More than a dozen senior communication professionals, journalists and academics from the Arab world, including countries with no formal ties to Israel, on Monday took part in an unprecedented online forum to discuss with Israeli journalists and several senior government officials the role of the media in forging peace in the Middle East.
Participants hailed not only from Israel’s new peace partners — the United Arab Emirates and Bahrain — but also from Saudi Arabia, Sudan and Algeria, where any action seen as “normalizing” ties with the Jewish state is still considered a crime.
“This is a historic conversation,” Israel’s Regional Cooperation Minister Ofir Akunis said early in the webinar. “Just like last week’s signing of the peace agreement with the UAE and Bahrain was historic, this meeting is historic. It’s joyous, momentous occasion.”
Akunis urged the organizers of the webinar, a group called Arab Council for Regional Integration, to organize a delegation of media professionals from across the region to Israel. “There is no way around it, this is the best way to cover the State of Israel from up close — its beauty, its hospitality, and of course all the opportunities for bilateral cooperation that exist.”
The Arab Council for Regional Integration is a pan-Arab initiative dedicated to fighting the taboo against interactions with Israel that exists across the region. Its general coordinator is author and activist Joseph Braude, who moderated the event.

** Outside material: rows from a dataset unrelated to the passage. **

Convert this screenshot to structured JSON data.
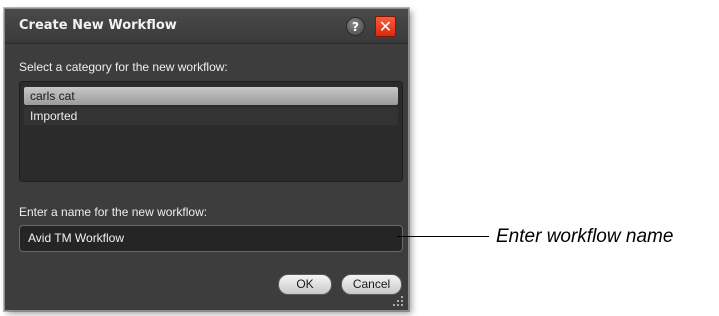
{
  "dialog": {
    "title": "Create New Workflow",
    "help_label": "?",
    "close_label": "✕",
    "category_prompt": "Select a category for the new workflow:",
    "categories": [
      {
        "label": "carls cat",
        "selected": true
      },
      {
        "label": "Imported",
        "selected": false
      }
    ],
    "name_prompt": "Enter a name for the new workflow:",
    "name_value": "Avid TM Workflow",
    "ok_label": "OK",
    "cancel_label": "Cancel"
  },
  "annotation": {
    "callout_text": "Enter workflow name"
  },
  "colors": {
    "dialog_bg": "#3d3d3d",
    "close_button": "#e0361c",
    "selected_item": "#b5b5b5"
  },
  "icons": {
    "help": "help-icon",
    "close": "close-icon",
    "resize": "resize-grip-icon"
  }
}
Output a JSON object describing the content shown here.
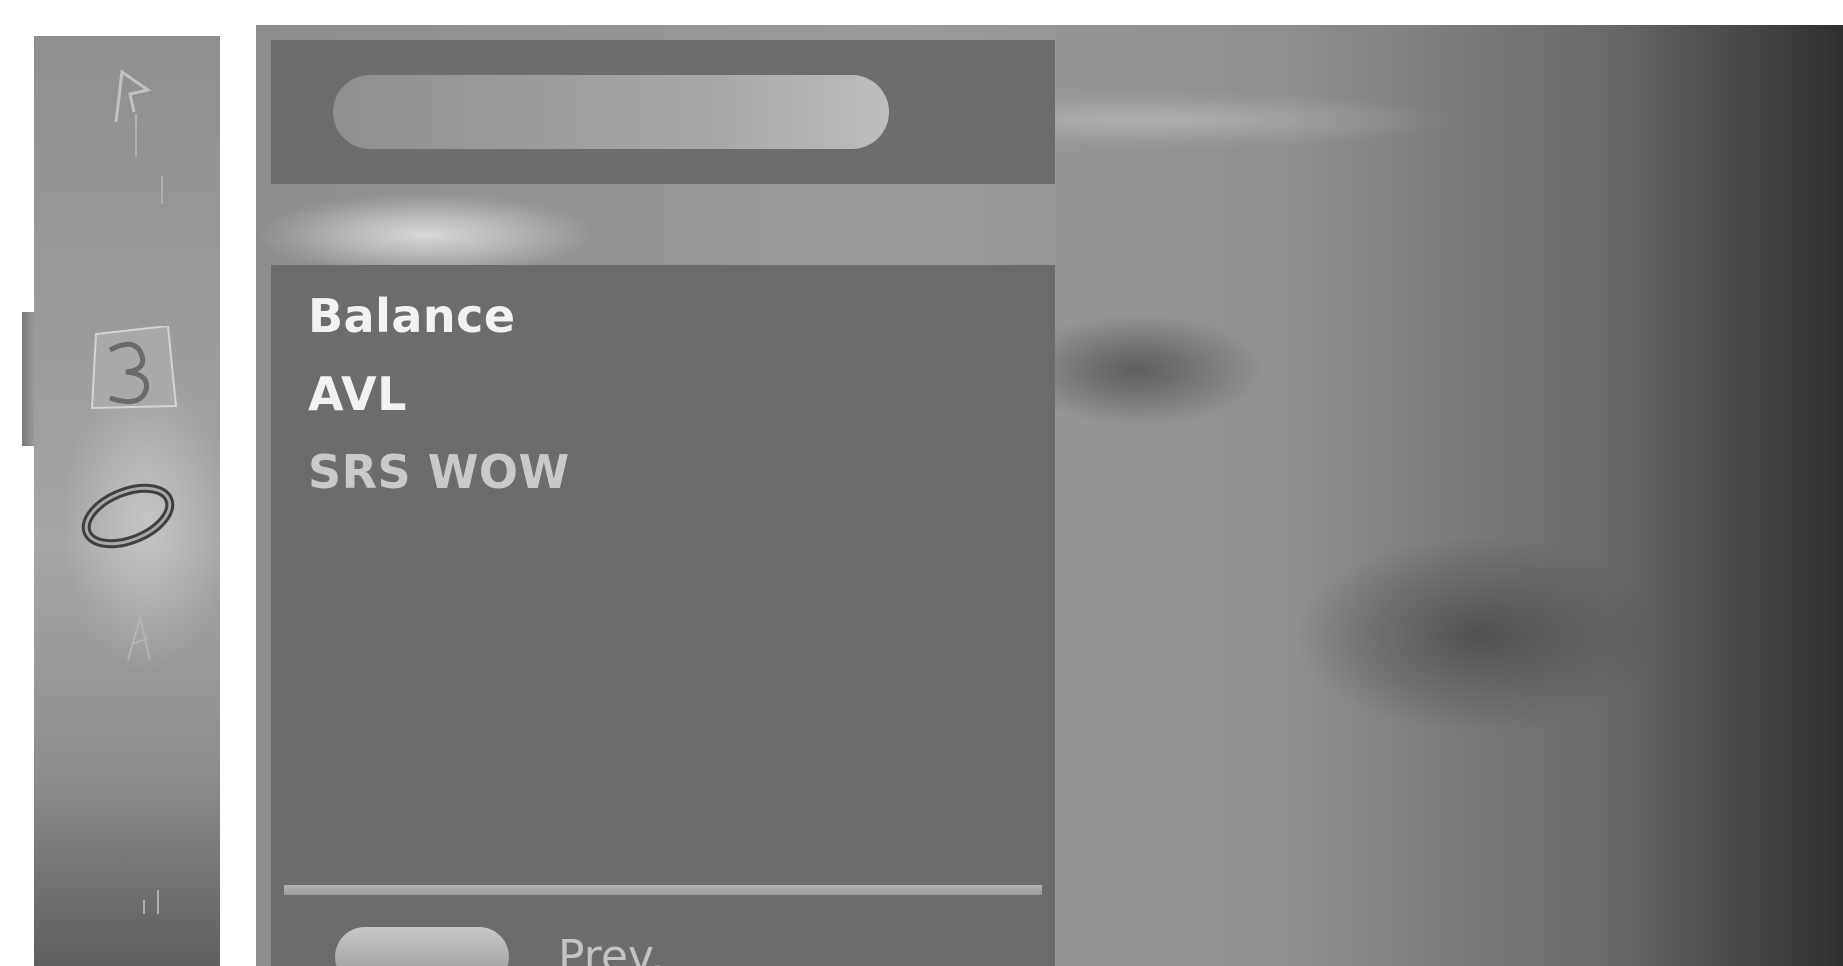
{
  "sidebar": {
    "icons": [
      {
        "name": "picture-menu-icon",
        "selected": false
      },
      {
        "name": "audio-menu-icon",
        "selected": true
      },
      {
        "name": "time-menu-icon",
        "selected": false
      },
      {
        "name": "special-menu-icon",
        "selected": false
      }
    ]
  },
  "menu": {
    "title": "",
    "items": [
      {
        "label": "Balance"
      },
      {
        "label": "AVL"
      },
      {
        "label": "SRS WOW"
      }
    ]
  },
  "footer": {
    "prev_label": "Prev."
  }
}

President Reuven Rivlin did not directly participate in the event, but Ofir Gendelman, Prime Minister Benjamin Netanyahu’s spokesperson to the Arabic media, read out a statement from Rivlin on his behalf, in Hebrew and Arabic.
Rivlin said it was a “great honor” for him to address journalists from across the region that have gathered online for an “important conversation” about peace. He mentioned that his father, Professor Yosef Yoel Rivlin, was a scholar of Arabic language and culture and had translated the Quran into Hebrew.

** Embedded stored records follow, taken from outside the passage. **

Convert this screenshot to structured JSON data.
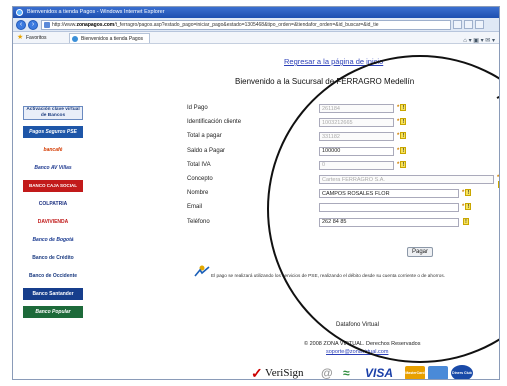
{
  "window": {
    "title": "Bienvenidos a tienda Pagos - Windows Internet Explorer"
  },
  "address": {
    "prefix": "http://www.",
    "domain": "zonapagos.com",
    "path": "/t_ferragro/pagos.asp?estado_pago=iniciar_pago&estado=1305468&tipo_orden=&tiendafor_orden=&id_buscar=&id_tie"
  },
  "favorites": {
    "label": "Favoritos",
    "tab": "Bienvenidos a tienda Pagos"
  },
  "header": {
    "link": "Regresar a la página de inicio",
    "welcome": "Bienvenido a la Sucursal de FERRAGRO Medellín"
  },
  "banks": [
    "Activación clave virtual de Bancos",
    "Pagos Seguros PSE",
    "bancafé",
    "Banco AV Villas",
    "BANCO CAJA SOCIAL",
    "COLPATRIA",
    "DAVIVIENDA",
    "Banco de Bogotá",
    "Banco de Crédito",
    "Banco de Occidente",
    "Banco Santander",
    "Banco Popular"
  ],
  "form": {
    "fields": [
      {
        "label": "Id Pago",
        "value": "261184",
        "readonly": true,
        "width": 75,
        "req": true
      },
      {
        "label": "Identificación cliente",
        "value": "1003212665",
        "readonly": true,
        "width": 75,
        "req": true
      },
      {
        "label": "Total a pagar",
        "value": "331182",
        "readonly": true,
        "width": 75,
        "req": true
      },
      {
        "label": "Saldo a Pagar",
        "value": "100000",
        "readonly": false,
        "width": 75,
        "req": true
      },
      {
        "label": "Total IVA",
        "value": "0",
        "readonly": true,
        "width": 75,
        "req": true
      },
      {
        "label": "Concepto",
        "value": "Cartera FERRAGRO S.A.",
        "readonly": true,
        "width": 175,
        "req": true
      },
      {
        "label": "Nombre",
        "value": "CAMPOS ROSALES FLOR",
        "readonly": false,
        "width": 140,
        "req": true
      },
      {
        "label": "Email",
        "value": "",
        "readonly": false,
        "width": 140,
        "req": true
      },
      {
        "label": "Teléfono",
        "value": "262 84 85",
        "readonly": false,
        "width": 140,
        "req": false
      }
    ],
    "required_mark": "*",
    "submit": "Pagar"
  },
  "pse_note": "El pago se realizará utilizando los servicios de PSE, realizando el débito desde su cuenta corriente o de ahorros.",
  "footer": {
    "dataf": "Datafono Virtual",
    "copyright": "© 2008 ZONA VIRTUAL. Derechos Reservados",
    "email": "soporte@zonavirtual.com",
    "logos": [
      "VeriSign",
      "VISA",
      "MasterCard",
      "Diners Club"
    ]
  },
  "colors": {
    "link": "#2b3fb8",
    "titlebar": "#1d4fb0",
    "req": "#d08000"
  }
}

“I remember my childhood home as a place where Jewish, Muslim and Christian scholars would meet, the bookshelves full of the key texts of Judaism and Islam, in Hebrew and in Arabic,” Rivlin recalled. “My father was an admirer of the Semitic spirit and believed wholeheartedly in the promising future of the Middle East, based on partnership and the deep connection between the peoples of the region and their cultures.”

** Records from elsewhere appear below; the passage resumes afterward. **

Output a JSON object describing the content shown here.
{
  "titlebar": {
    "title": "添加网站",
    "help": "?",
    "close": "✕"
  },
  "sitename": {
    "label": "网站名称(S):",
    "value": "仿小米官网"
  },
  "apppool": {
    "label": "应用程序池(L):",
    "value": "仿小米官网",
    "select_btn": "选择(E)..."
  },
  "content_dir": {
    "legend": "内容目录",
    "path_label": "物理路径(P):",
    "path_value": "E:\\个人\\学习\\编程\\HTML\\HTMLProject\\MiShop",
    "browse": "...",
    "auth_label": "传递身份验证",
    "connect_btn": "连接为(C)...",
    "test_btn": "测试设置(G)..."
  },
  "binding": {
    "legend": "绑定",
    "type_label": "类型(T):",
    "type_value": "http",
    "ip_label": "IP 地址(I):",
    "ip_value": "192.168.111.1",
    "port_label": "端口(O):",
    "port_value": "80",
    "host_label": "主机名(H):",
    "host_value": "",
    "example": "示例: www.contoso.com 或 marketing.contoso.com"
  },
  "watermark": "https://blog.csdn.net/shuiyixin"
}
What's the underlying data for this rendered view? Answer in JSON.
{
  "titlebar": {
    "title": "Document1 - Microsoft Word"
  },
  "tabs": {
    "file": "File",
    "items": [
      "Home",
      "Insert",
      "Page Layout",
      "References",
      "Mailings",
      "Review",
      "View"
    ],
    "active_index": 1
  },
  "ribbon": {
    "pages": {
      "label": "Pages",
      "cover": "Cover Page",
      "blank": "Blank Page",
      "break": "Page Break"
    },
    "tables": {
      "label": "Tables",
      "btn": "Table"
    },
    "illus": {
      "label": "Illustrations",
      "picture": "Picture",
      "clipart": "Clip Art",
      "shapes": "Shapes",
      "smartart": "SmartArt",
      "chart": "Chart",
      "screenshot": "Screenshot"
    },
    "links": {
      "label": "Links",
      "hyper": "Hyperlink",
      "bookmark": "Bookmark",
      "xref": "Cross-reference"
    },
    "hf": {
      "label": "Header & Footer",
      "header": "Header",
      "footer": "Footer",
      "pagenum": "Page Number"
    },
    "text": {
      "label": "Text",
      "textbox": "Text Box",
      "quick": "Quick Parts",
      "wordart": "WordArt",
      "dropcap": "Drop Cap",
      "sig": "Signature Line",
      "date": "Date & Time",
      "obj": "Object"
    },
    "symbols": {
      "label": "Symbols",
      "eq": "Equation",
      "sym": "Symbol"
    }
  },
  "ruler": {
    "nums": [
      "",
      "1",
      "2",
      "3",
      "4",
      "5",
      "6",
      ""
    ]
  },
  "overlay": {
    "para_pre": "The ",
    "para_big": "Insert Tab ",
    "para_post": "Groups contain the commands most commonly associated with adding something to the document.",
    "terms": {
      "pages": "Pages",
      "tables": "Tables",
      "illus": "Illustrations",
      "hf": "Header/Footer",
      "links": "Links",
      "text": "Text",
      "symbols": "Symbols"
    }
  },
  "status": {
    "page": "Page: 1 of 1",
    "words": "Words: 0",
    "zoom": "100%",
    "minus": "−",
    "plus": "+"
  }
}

He sees this very spirit of coexistence in the peace agreements Israel signed last week with the UAE and Bahrain, he said. “I also see this spirit and belief in your work together to foster a public discourse of engagement, understanding and friendship among the peoples of the region,” he told the participants.
“The role of the media is to convey this with clarity and precision to your audiences,” he went on. “I am sure your readers and viewers are intensely curious and urgently want to know Israeli society better. I encourage you to dream big dreams — of exchange programs, joint productions and education programs for young journalists, and I hope you send correspondents here to cover the State of Israel and its society, as I hope our media will send to your countries.”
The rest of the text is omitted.